Счет во всей этой ситуации идет на секунды. И когда эти крохотные секундочки потом нарезаются по отдельности: в монографиях, газетных статьях, внешне беспристрастных воспоминаниях, возникает странное, ни с чем не сообразное впечатление, что среди нарезанных частностей упущено главное, что подробности заслоняют другой, какой-то непонятый нами смысл, и что смысл этот был, но в суматохе воспоминаний утрачен, наверное, навсегда.

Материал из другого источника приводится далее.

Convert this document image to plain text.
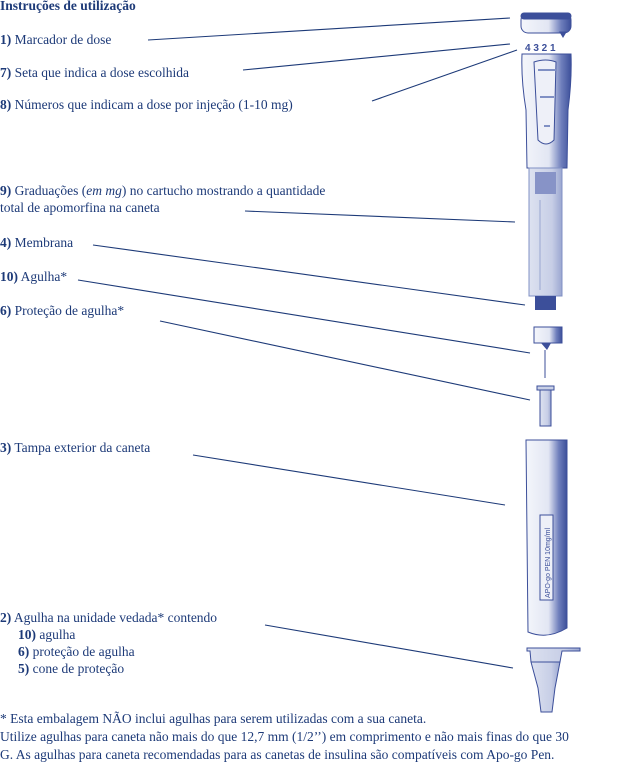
4 3 2 1
APO-go PEN 10mg/ml
Instruções de utilização
1) Marcador de dose
7) Seta que indica a dose escolhida
8) Números que indicam a dose por injeção (1-10 mg)
9) Graduações (em mg) no cartucho mostrando a quantidade
total de apomorfina na caneta
4) Membrana
10) Agulha*
6) Proteção de agulha*
3) Tampa exterior da caneta
2) Agulha na unidade vedada* contendo
10) agulha
6) proteção de agulha
5) cone de proteção
* Esta embalagem NÃO inclui agulhas para serem utilizadas com a sua caneta.
Utilize agulhas para caneta não mais do que 12,7 mm (1/2’’) em comprimento e não mais finas do que 30
G. As agulhas para caneta recomendadas para as canetas de insulina são compatíveis com Apo-go Pen.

Никто не может точно сказать, когда Жанна начинает светиться. К сожалению, внимание большинства приковывает трагедия у сарая. Продолжается она действительно считанные мгновения, но когда мгновения эти из времени переходят в вечность, и глаза всех присутствующих вновь обращается к Жанне, руки, шея, лицо ее уже кажутся сделанными из серебра, и – дрожат и колышатся, словно в чрезмерно терпком растворе. Жаркий голубоватый свет исходит от кожи. Он, возможно, не ярок, но заставляет щуриться и отводить глаза. Жанна будто бы пребывает в сфере переливающегося огня. А сама голубоватая сфера неуклонно увеличивается в объеме. Те, кто находятся ближе, начинают пятится от нее. Будучи не в силах смотреть, стискивают глаза ладонями. Одежда Жанны тоже начинает светиться. Странные, протаивающие на концах ленты пламени соскакивают с материи. Очертания тела уже практически неразличимы. И в тот самый момент, когда, достигнув накала, свет становится совершенно нестерпимым для глаз, Зайчик, пятившийся до сего мгновения вместе со всеми, неожиданно делает шаг вперед, касается границы огня (по свидетельству очевидцев, ладонь тоже наливается серебром), а потом снова делает шаг и целиком оказывается внутри сферы. Силуэт его еще различим – некими контрастными очертаниями, но секунду спустя голубоватая сфера, как бы выворачивается наизнанку, сердцевина ее вместе с Жанной стремительно угасает, у присутствующих на мгновение появляется слабая резь под веками; еще секунда – и она потухает совсем. И не было тьмы на земле до часа девятого, и не померкло солнце, и завеса в храме не разодралась надвое, и не расселись камни, и не отверзлись гробы, и тела усопших святых не воскресли, и не явились многим.